A 2011 report from the AAA Foundation for Traffic Safety found that pedestrians are more than twice as likely to be severely injured by a car traveling 23 mph than 16 mph. According to the U.S. Department of Transportation, pedestrians have a 90% chance of surviving being hit by a vehicle traveling at 20 mph or below — but just a 50% chance of surviving being hit at 30 mph.
“Lowering vehicle speed limits by even a few miles per hour could be the difference between life or death in a traffic crash,” said DOT commissioner Ydanis Rodriguez, in a statement. “Our newest Regional Slow Zones will save lives and protect our most vulnerable New Yorkers in some of our busiest pedestrian communities.”
Slowing down for Sammy’s Law
The city implemented its first slow zone last fall, immediately after Sammy’s Law — which allowed the city to alter its own speed limits — took effect.
Under Sammy’s Law, the city also lowered speed limits on various local streets, including Prospect Park West, where 12-year-old Sammy Cohen Eckstein — for whom the law was named — was hit and killed by a driver in 2013.
By the end of 2025, DOT plans to implement the 20 mph speed limit in more than 250 locations, especially in school zones and on shared streets, the department said.
For now, the department does not have designs for additional borough Slow Zones, a DOT spokesperson told Brooklyn Paper.
But some in Brooklyn are already hoping for additional zones.

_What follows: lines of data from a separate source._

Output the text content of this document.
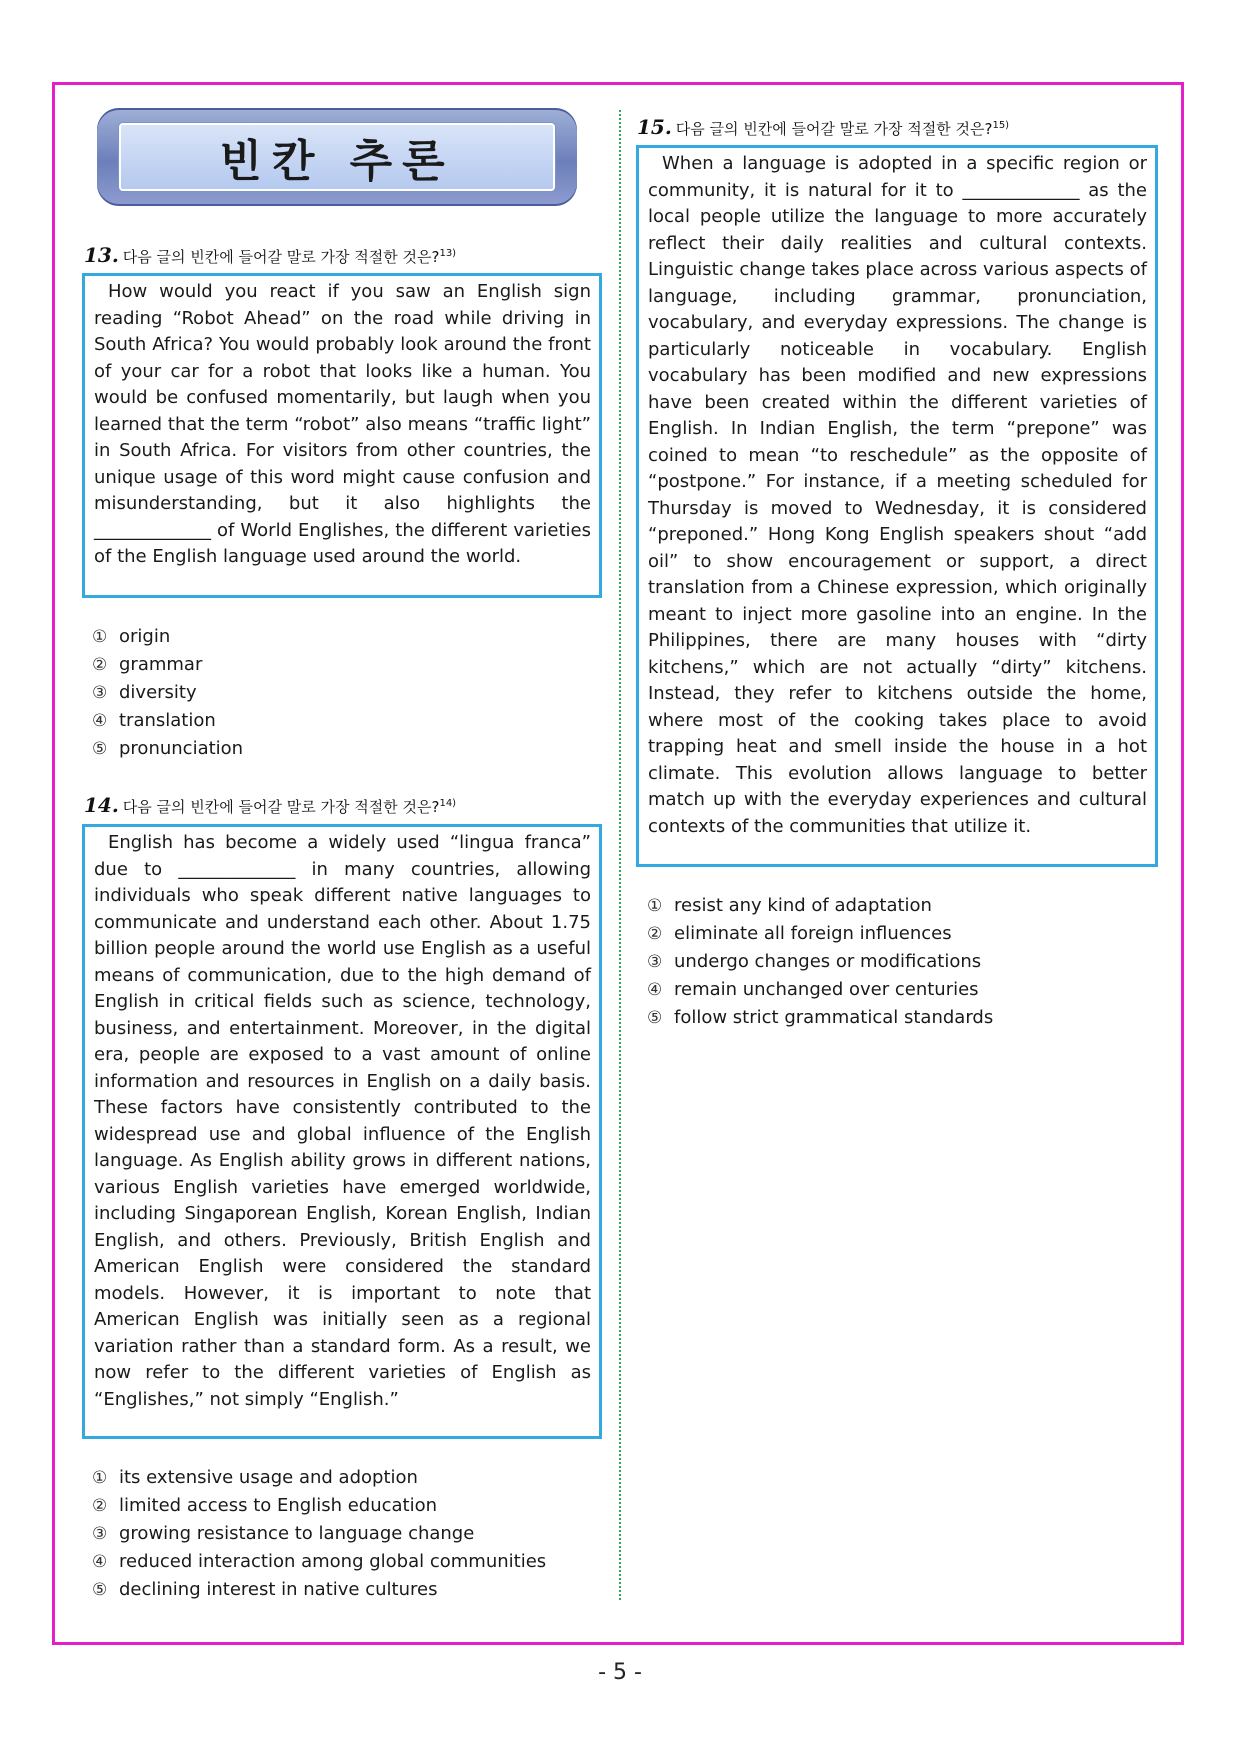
빈칸 추론
13. 다음 글의 빈칸에 들어갈 말로 가장 적절한 것은?$^{13)}$

How would you react if you saw an English sign reading “Robot Ahead” on the road while driving in South Africa? You would probably look around the front of your car for a robot that looks like a human. You would be confused momentarily, but laugh when you learned that the term “robot” also means “traffic light” in South Africa. For visitors from other countries, the unique usage of this word might cause confusion and misunderstanding, but it also highlights the _____________ of World Englishes, the different varieties of the English language used around the world.

① origin
② grammar
③ diversity
④ translation
⑤ pronunciation
14. 다음 글의 빈칸에 들어갈 말로 가장 적절한 것은?$^{14)}$

English has become a widely used “lingua franca” due to _____________ in many countries, allowing individuals who speak different native languages to communicate and understand each other. About 1.75 billion people around the world use English as a useful means of communication, due to the high demand of English in critical fields such as science, technology, business, and entertainment. Moreover, in the digital era, people are exposed to a vast amount of online information and resources in English on a daily basis. These factors have consistently contributed to the widespread use and global influence of the English language. As English ability grows in different nations, various English varieties have emerged worldwide, including Singaporean English, Korean English, Indian English, and others. Previously, British English and American English were considered the standard models. However, it is important to note that American English was initially seen as a regional variation rather than a standard form. As a result, we now refer to the different varieties of English as “Englishes,” not simply “English.”

① its extensive usage and adoption
② limited access to English education
③ growing resistance to language change
④ reduced interaction among global communities
⑤ declining interest in native cultures
15. 다음 글의 빈칸에 들어갈 말로 가장 적절한 것은?$^{15)}$

When a language is adopted in a specific region or community, it is natural for it to _____________ as the local people utilize the language to more accurately reflect their daily realities and cultural contexts. Linguistic change takes place across various aspects of language, including grammar, pronunciation, vocabulary, and everyday expressions. The change is particularly noticeable in vocabulary. English vocabulary has been modified and new expressions have been created within the different varieties of English. In Indian English, the term “prepone” was coined to mean “to reschedule” as the opposite of “postpone.” For instance, if a meeting scheduled for Thursday is moved to Wednesday, it is considered “preponed.” Hong Kong English speakers shout “add oil” to show encouragement or support, a direct translation from a Chinese expression, which originally meant to inject more gasoline into an engine. In the Philippines, there are many houses with “dirty kitchens,” which are not actually “dirty” kitchens. Instead, they refer to kitchens outside the home, where most of the cooking takes place to avoid trapping heat and smell inside the house in a hot climate. This evolution allows language to better match up with the everyday experiences and cultural contexts of the communities that utilize it.

① resist any kind of adaptation
② eliminate all foreign influences
③ undergo changes or modifications
④ remain unchanged over centuries
⑤ follow strict grammatical standards
- 5 -
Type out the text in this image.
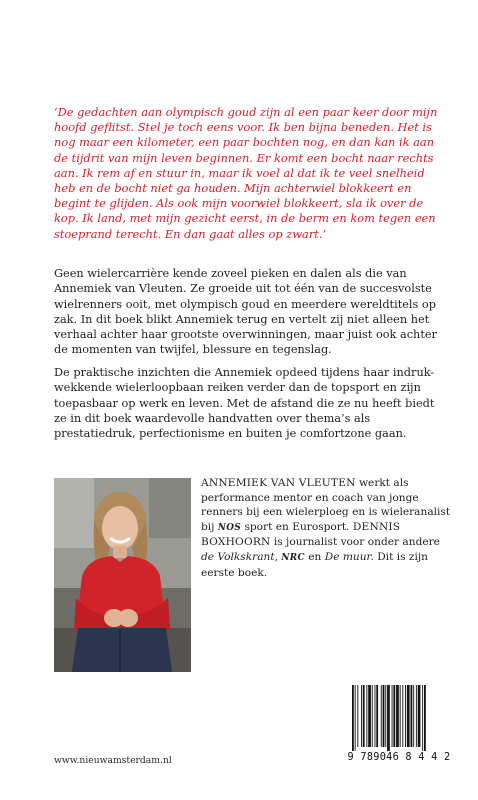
‘De gedachten aan olympisch goud zijn al een paar keer door mijn hoofd geflitst. Stel je toch eens voor. Ik ben bijna beneden. Het is nog maar een kilometer, een paar bochten nog, en dan kan ik aan de tijdrit van mijn leven beginnen. Er komt een bocht naar rechts aan. Ik rem af en stuur in, maar ik voel al dat ik te veel snelheid heb en de bocht niet ga houden. Mijn achterwiel blokkeert en begint te glijden. Als ook mijn voorwiel blokkeert, sla ik over de kop. Ik land, met mijn gezicht eerst, in de berm en kom tegen een stoeprand terecht. En dan gaat alles op zwart.’

Geen wielercarrière kende zoveel pieken en dalen als die van Annemiek van Vleuten. Ze groeide uit tot één van de succesvolste wielrenners ooit, met olympisch goud en meerdere wereldtitels op zak. In dit boek blikt Annemiek terug en vertelt zij niet alleen het verhaal achter haar grootste overwinningen, maar juist ook achter de momenten van twijfel, blessure en tegenslag.

De praktische inzichten die Annemiek opdeed tijdens haar indruk-wekkende wielerloopbaan reiken verder dan de topsport en zijn toepasbaar op werk en leven. Met de afstand die ze nu heeft biedt ze in dit boek waardevolle handvatten over thema’s als prestatiedruk, perfectionisme en buiten je comfortzone gaan.

ANNEMIEK VAN VLEUTEN werkt als performance mentor en coach van jonge renners bij een wielerploeg en is wieleranalist bij NOS sport en Eurosport. DENNIS BOXHOORN is journalist voor onder andere de Volkskrant, NRC en De muur. Dit is zijn eerste boek.

www.nieuwamsterdam.nl	9 789046 8 4 4 2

In a statement, Restler said he “[hopes] this step advances realization of Sammy’s Law and a citywide 20 mph speed limit.”
In February, Brooklyn Community Board 1 sent a letter to DOT asking that all of CB1 — which encompasses Williamsburg and Greenpoint — be made a Regional Slow Zone.
A separate March 5 letter to DOT, signed by Brooklyn Borough President Antonio Reynoso and dozens of local organizations, said CB1 has “the fifth most traffic fatalities and injuries in the borough of Brooklyn,” with thousands of crashes and 31 deaths in the last five years.
In a statement Wednesday, Reynoso celebrated Sammy’s Law, and said he was “grateful” that DOT implemented the policy in Dumbo.
“While we celebrate this slow zone in DUMBO, we must continue to expand slow zones across this city and prioritize neighborhoods where crash rates are highest, such as North Brooklyn,” he said.